我正在使用人工数据模拟线性回归,然后手动计算 RSE 和 R 平方。我对训练模型的样本数据集执行此操作,然后在样本外数据集上测试模型。样本外和样本内数据来自相同的正态分布,但种子不同。但是,当涉及到样本外数据集时,我的数字没有意义。你能帮我找到错误吗?
set.seed(1)
z1 <- rnorm(100)
z2 <- z1 ^ 2
error <- rnorm(100, sd = 0.25)
y1 <- 1 + 2 * z1 + error
data1 <- data.table(y1, z1, z2)
model_quad <- lm(y1 ~ z1 + z2, data1)
model_lin <- lm(y1 ~ z1, data1)
confint(model_lin)
confint(model_quad)
summary(model_lin)
summary(model_quad)
ggplot(data1) +
geom_point(aes(x = z1, y = y1), color = "blue", size = 3) +
geom_point(aes(x = z2, y = y1), color = "red", size = 3) +
geom_line(stat = "smooth", method = lm, aes(x = z1, y = y1), color = "blue", size = 2, alpha = 0.5) +
geom_line(stat = "smooth", method = lm, aes(x = z2, y = y1), color = "red", size = 2, alpha = 0.5) +
geom_ribbon(stat = "smooth", method = lm, aes(x = z1, y = y1), fill = "blue", alpha = 0.1) +
geom_ribbon(stat = "smooth", method = lm, aes(x = z2, y = y1), fill = "red", alpha = 0.1)
set.seed(100)
z12 <- rnorm(100)
z22 <- z12 ^ 2
error2 <- rnorm(100, sd = 0.25)
y2 <- 1 + 2 * z12 + error2
data2 <- data.table(y2, z12, z22)
summary(model_lin)
summary(model_quad)
ggplot(data2) +
geom_point(aes(x = z12, y = y2), color = "blue", size = 3) +
geom_point(aes(x = z22, y = y2), color = "red", size = 3) +
geom_line(stat = "smooth", method = lm, aes(x = z12, y = y2), color = "blue", size = 2, alpha = 0.5) +
geom_line(stat = "smooth", method = lm, aes(x = z22, y = y2), color = "red", size = 2, alpha = 0.5) +
geom_ribbon(stat = "smooth", method = lm, aes(x = z12, y = y2), fill = "blue", alpha = 0.1) +
geom_ribbon(stat = "smooth", method = lm, aes(x = z22, y = y2), fill = "red", alpha = 0.1) +
geom_abline(intercept = 0.99, slope = 1.999, size = 2, color = "yellow", alpha = 0.3)
predictions_in_sample_linear <- predict(model_lin, data1)
predictions_in_sample_quadratic <- predict(model_quad, data1)
predictions_out_of_sample_linear <- predict(model_lin, data2)
predictions_out_of_sample_quadratic <- predict(model_quad, data2)
TSE_in_sample <- (y1 - mean(y1)) %*% (y1 - mean(y1))
RSE_in_sample_linear <- (predictions_in_sample_linear - y1) %*% (predictions_in_sample_linear - y1)

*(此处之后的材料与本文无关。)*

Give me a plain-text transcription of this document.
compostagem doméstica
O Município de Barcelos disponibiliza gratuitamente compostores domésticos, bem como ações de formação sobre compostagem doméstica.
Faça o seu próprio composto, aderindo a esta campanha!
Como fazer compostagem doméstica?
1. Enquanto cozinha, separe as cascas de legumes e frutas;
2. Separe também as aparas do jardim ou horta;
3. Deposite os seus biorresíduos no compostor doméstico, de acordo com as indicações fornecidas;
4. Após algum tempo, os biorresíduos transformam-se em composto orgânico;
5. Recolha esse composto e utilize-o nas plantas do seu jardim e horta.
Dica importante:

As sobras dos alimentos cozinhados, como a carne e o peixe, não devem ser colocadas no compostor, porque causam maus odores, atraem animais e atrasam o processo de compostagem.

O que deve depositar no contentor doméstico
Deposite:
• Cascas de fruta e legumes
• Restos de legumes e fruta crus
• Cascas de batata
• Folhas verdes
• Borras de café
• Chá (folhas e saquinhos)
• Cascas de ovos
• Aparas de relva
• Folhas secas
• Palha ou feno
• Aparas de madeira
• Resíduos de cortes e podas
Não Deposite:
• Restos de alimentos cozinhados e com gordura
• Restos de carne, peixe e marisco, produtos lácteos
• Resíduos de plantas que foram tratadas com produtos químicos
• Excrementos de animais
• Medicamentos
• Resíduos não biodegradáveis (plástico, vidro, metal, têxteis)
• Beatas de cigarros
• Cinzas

RSE_in_sample_quadratic <- (predictions_in_sample_quadratic - y1) %*% (predictions_in_sample_quadratic - y1)
R_Square_in_sample_linear <- (TSE_in_sample - RSE_in_sample_linear) / TSE_in_sample
R_Square_in_sample_quadratic<- (TSE_in_sample - RSE_in_sample_quadratic) / TSE_in_sample
TSE_out_of_sample <- (y2 - mean(y2)) %*% (y2 - mean(y2))

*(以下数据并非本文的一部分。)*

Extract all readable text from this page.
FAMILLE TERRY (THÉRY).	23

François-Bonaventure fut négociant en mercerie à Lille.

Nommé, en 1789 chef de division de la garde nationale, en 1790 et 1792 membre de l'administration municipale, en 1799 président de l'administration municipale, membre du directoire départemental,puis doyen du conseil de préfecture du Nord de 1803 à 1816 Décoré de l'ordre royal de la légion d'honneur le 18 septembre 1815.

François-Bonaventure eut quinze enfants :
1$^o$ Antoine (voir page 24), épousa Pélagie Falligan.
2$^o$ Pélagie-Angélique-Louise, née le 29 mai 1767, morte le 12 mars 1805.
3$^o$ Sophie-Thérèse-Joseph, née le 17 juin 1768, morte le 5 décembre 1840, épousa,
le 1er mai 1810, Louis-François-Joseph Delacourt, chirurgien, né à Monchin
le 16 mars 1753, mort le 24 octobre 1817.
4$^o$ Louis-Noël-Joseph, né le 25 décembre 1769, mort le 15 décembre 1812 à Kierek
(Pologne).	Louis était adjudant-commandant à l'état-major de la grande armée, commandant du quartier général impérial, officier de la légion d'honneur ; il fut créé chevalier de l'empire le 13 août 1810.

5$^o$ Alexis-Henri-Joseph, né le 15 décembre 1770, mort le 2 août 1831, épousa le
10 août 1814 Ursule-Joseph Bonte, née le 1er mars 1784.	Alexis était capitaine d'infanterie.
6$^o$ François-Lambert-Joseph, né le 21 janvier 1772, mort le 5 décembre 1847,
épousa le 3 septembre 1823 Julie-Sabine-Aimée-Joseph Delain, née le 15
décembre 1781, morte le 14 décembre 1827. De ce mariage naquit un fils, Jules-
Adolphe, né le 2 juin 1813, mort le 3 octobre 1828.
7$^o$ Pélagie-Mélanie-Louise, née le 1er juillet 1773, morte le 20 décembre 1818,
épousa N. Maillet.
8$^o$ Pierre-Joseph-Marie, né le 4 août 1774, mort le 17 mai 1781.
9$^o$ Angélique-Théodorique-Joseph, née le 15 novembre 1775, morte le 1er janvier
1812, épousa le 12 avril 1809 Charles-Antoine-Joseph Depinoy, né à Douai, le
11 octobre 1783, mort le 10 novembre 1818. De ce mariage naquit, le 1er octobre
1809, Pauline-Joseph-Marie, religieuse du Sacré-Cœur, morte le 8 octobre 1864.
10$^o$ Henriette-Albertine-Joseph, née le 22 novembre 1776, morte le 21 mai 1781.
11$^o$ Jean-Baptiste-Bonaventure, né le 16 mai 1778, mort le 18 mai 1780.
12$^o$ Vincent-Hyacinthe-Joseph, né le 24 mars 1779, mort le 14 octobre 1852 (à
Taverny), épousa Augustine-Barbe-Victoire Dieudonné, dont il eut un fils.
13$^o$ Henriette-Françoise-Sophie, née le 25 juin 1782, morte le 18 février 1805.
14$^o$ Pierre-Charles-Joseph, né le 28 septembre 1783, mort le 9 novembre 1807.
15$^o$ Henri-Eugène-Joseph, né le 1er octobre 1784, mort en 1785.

RSE_out_of_sample_linear <- (predictions_out_of_sample_linear - y2) %*% (predictions_out_of_sample_linear - y2)
RSE_out_of_sample_quadratic <- (predictions_out_of_sample_quadratic - y2) %*% (predictions_out_of_sample_quadratic - y2)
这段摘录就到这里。